Aggreko is looking at alternate fuels, and as they become readily available, it will look at technologies which will support these fuels. He foresees thermal power will continue to play a key element in hybrid solutions. 

“When you think about renewables, it’s going to be a combination of solar, wind and storage. To achieve a high penetration, you will need all three. Everyone has different targets. We would like to reduce emissions for our customers and have a pathway to that.”

Typically solar accounts for less than half of your thermal load, but Saffy believes that will rise as batteries become more efficient. “Mines will be able to access more storage.” he said.

Aggreko is exploring how it can integrate green hydrogen into its fleet, and combine it with renewables and battery storage to build efficient and resilient hybrid systems, which will help customers achieve their sustainability goals.

Targeted approach to partnerships

Predominantly Aggreko operates independently, often executing the engineer, procure, construct and manage (EPCM) process themselves.

Although many peers offer renewable solutions, not many have the experience required when managing off-grid mine power.

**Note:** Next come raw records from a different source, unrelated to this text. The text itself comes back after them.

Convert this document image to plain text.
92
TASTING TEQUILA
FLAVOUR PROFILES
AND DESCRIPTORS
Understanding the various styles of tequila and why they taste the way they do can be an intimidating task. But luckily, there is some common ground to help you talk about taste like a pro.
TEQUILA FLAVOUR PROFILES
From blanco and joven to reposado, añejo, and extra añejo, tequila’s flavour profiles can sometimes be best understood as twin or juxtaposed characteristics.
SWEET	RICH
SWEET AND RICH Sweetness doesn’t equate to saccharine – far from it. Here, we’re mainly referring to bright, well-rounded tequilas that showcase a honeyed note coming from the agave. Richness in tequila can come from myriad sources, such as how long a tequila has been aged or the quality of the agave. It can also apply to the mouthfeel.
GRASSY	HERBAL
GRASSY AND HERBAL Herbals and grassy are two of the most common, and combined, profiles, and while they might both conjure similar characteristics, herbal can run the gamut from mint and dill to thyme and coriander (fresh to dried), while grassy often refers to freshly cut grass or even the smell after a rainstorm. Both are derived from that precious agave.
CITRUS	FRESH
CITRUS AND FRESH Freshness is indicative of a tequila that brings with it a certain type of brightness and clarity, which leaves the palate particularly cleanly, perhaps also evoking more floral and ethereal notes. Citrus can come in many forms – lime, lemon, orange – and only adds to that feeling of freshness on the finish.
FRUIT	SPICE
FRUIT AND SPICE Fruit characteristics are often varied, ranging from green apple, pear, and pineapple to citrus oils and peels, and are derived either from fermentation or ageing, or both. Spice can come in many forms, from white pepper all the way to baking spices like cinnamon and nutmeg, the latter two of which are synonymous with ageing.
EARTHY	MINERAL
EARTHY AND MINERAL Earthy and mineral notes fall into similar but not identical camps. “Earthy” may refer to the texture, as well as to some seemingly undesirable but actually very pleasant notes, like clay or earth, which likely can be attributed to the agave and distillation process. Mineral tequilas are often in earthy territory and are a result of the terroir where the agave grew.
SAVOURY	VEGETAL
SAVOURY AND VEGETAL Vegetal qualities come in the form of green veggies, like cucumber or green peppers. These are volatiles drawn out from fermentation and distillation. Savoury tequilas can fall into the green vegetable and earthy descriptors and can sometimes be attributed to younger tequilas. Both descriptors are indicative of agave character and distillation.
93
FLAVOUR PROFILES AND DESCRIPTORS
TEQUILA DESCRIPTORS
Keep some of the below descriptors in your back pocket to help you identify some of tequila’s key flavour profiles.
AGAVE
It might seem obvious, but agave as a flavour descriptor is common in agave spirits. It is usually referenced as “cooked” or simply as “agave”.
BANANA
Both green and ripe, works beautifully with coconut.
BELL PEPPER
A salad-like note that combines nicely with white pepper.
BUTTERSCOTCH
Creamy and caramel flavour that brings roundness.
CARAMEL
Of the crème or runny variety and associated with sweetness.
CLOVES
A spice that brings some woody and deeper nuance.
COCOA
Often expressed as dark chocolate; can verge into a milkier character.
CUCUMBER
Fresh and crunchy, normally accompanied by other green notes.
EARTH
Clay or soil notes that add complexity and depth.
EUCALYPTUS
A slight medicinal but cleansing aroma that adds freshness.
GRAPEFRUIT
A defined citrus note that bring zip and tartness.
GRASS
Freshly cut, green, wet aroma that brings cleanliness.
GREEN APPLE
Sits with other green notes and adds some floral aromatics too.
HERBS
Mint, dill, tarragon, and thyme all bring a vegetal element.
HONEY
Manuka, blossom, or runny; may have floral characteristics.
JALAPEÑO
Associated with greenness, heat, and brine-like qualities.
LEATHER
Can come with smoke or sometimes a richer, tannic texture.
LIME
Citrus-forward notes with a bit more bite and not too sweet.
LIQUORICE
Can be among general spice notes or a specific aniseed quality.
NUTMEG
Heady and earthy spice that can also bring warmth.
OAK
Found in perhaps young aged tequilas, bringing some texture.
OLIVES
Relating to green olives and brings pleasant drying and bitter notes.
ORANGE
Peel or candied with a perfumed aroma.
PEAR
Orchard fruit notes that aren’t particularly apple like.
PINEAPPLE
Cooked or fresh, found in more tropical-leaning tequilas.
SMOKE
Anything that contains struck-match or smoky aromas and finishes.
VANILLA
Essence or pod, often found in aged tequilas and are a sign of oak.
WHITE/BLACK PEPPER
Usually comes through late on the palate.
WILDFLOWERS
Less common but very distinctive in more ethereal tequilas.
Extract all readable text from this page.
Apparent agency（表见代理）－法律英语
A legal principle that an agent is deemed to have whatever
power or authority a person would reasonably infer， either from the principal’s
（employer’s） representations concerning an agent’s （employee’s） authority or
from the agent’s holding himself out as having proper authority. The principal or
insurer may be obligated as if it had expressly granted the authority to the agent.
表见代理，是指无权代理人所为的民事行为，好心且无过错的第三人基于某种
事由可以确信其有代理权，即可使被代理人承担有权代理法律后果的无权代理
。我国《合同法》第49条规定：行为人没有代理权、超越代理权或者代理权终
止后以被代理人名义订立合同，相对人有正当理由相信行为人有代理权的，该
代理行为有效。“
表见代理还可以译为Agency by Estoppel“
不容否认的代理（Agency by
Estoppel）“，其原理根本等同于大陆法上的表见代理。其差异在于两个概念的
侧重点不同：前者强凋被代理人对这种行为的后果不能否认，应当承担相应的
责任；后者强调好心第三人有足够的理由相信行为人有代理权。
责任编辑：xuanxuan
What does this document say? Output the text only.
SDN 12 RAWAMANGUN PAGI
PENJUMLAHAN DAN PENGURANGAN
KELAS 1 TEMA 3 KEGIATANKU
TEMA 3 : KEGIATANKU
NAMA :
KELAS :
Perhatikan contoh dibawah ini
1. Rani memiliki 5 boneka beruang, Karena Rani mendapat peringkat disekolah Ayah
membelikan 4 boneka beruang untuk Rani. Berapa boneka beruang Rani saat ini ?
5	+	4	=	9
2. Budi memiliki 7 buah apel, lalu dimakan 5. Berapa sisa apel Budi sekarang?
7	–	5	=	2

“Occasionally we’ll partner with specialist providers,” said Saffy. “In Chile, we’re installing a power station at 4,500 metres above sea level and using specialist local contractors. 

“We are also technologically ‘agnostic’, and prefer to design a bespoke solution which will include the best combination of renewable and thermal technology.”

While most sectors have been impacted by the pandemic, mining, with its remoteness and scale, has weathered it better than most. 

“The mining sector is used to managing risks, and has a lot of controls in place,” added Whyte. 

“It’s been a very busy year for us, and we’ve not seen the same issues that we have in some of our other sectors. We are very optimistic about the outlook in the next year or so, despite disruptions to the supply chain. 

“We aim to replicate Australian mining standards globally for consistency, both in terms of energy technology and compliance. A lot of developing countries are looking for the same standards, so that’s a unique offering being global. We’ve seen a great demand in the appetite among the global mining houses to engage with us.”

He said its key value propositions are its in-house technology and flexibility.

“Aggreko’s scale and access to equipment, as well as investment in technology, is a great platform to start with,” said Saffy. “We can meet customers’ early contact needs and as things change, we can bring in new technologies and deliver it under the same long-term contract.”

“We have committed to investing hundreds of millions of pounds a year to support our energy transition commitments towards becoming a Net Zero business by 2050.”

The mining sector needs more flexible solutions, and Aggreko focuses on mobile and modular and integrating them with technology. Aggreko is able to offer flexibility by leveraging its short-term contract business division, and its business model allows for low cost for upgrades / swap outs which reduces risk for miners. 

Energy-as-a-Service (EaaS) is also rising in importance. “I wouldn’t say it is for all companies but EaaS is a hot topic and increasingly miners are saying “we prefer to do mining and we leave energy to specialists such as Aggreko,” said Saffy.